Lastly, make it personal. Your clients need to be able to trust you and your knowledge. Stay consistent on the contact and make yourself approachable. It is okay to educate people on a topic that you are well-versed in, but do not talk down to anyone as this is an easy way to deter people from giving you a call back.
It does not end there though. Hopefully, this will lead into a conversation where your elevator partner can tell you if they are looking to buy, sell, keep up to date with the market, or if they know anyone who needs an agent. Remember: Even if they do not need you right now, they might need you in the future. If possible, treat every potential lead as a top priority.

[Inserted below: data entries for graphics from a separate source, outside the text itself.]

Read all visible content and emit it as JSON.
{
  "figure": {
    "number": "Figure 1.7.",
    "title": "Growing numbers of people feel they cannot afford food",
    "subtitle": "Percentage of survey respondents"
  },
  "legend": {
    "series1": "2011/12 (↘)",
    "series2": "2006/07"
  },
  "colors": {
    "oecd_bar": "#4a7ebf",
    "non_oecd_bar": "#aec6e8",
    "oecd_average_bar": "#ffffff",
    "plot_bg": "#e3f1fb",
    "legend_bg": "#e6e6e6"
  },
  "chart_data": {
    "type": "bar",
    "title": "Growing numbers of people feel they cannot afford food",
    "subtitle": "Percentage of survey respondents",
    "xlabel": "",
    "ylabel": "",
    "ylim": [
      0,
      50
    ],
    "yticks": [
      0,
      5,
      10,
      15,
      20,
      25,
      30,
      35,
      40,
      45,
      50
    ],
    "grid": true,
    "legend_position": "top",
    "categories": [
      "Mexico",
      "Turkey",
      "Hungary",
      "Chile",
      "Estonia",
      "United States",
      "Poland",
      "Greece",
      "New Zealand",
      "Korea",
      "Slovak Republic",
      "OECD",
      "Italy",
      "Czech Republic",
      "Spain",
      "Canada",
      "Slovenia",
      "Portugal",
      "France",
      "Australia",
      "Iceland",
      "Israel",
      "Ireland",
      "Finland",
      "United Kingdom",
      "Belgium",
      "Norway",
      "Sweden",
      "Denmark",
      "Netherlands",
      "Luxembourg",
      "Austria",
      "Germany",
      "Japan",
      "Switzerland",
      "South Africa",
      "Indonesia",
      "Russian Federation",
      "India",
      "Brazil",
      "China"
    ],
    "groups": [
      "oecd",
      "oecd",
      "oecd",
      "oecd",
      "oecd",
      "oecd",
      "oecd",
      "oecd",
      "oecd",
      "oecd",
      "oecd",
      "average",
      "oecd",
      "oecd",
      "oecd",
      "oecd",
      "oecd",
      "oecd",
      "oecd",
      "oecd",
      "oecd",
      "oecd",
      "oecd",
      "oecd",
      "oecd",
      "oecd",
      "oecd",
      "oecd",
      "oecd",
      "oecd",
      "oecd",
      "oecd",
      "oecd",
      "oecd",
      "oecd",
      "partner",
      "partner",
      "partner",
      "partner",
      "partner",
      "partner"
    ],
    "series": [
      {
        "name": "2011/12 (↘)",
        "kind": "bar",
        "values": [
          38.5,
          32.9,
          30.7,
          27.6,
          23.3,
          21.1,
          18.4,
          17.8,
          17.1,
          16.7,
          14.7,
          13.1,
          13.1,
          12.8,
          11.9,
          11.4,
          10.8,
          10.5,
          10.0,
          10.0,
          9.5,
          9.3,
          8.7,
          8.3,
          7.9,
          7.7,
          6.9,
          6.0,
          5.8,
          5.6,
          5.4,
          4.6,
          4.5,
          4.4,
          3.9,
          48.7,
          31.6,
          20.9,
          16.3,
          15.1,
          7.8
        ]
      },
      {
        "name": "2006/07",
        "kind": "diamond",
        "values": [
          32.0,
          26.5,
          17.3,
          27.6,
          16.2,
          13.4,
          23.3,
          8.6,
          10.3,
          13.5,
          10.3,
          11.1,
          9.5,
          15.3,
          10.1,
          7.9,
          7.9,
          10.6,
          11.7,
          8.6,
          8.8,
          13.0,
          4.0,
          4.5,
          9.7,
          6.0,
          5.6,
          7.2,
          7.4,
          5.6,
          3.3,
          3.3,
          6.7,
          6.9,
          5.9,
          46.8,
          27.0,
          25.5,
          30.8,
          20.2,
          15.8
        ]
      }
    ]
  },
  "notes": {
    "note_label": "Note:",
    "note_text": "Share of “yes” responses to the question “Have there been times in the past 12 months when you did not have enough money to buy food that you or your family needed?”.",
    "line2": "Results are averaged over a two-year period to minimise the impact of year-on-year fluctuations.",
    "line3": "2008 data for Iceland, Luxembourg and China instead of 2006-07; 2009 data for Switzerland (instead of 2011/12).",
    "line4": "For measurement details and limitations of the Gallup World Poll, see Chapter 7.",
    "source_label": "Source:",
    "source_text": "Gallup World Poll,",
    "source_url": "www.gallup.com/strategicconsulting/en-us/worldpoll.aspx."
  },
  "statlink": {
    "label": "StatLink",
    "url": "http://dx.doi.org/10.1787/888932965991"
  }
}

Find out what they do as well and what they are like. Use what you know about them to gauge where they are at in the home search process. Maybe they say that they are not looking to move. But they say that their family is growing! Put that in your notes after you take their contact information. They may be looking to expand in a couple of years.
The elevator pitch is a crucial part of any job. Being able to talk to anyone but who you are and what you do is a key skill to have and will benefit you in the long run. It may feel like not many leads are coming from the random people in line at the grocery store. But all you need is one person to say, “I am actually thinking of selling my house!”
Keep it brief – Your pitch should only be about 30 seconds long.
Talk about what you know – Bring in some past experiences or knowledge that you have acquired. Now is not the time to be vague or for cliches. Show what makes you different.
Make it personal – Make it a conversation. It should flow naturally. Bring what you know about who you are speaking to into the conversation.
Keep Going – It may feel like you are just talking to people who have no need for an agent. That is okay! Practicing your elevator pitch will make you more comfortable. You will be able to adapt it into what feels the most organic for you. Remember, all you need is for one person to take your business card!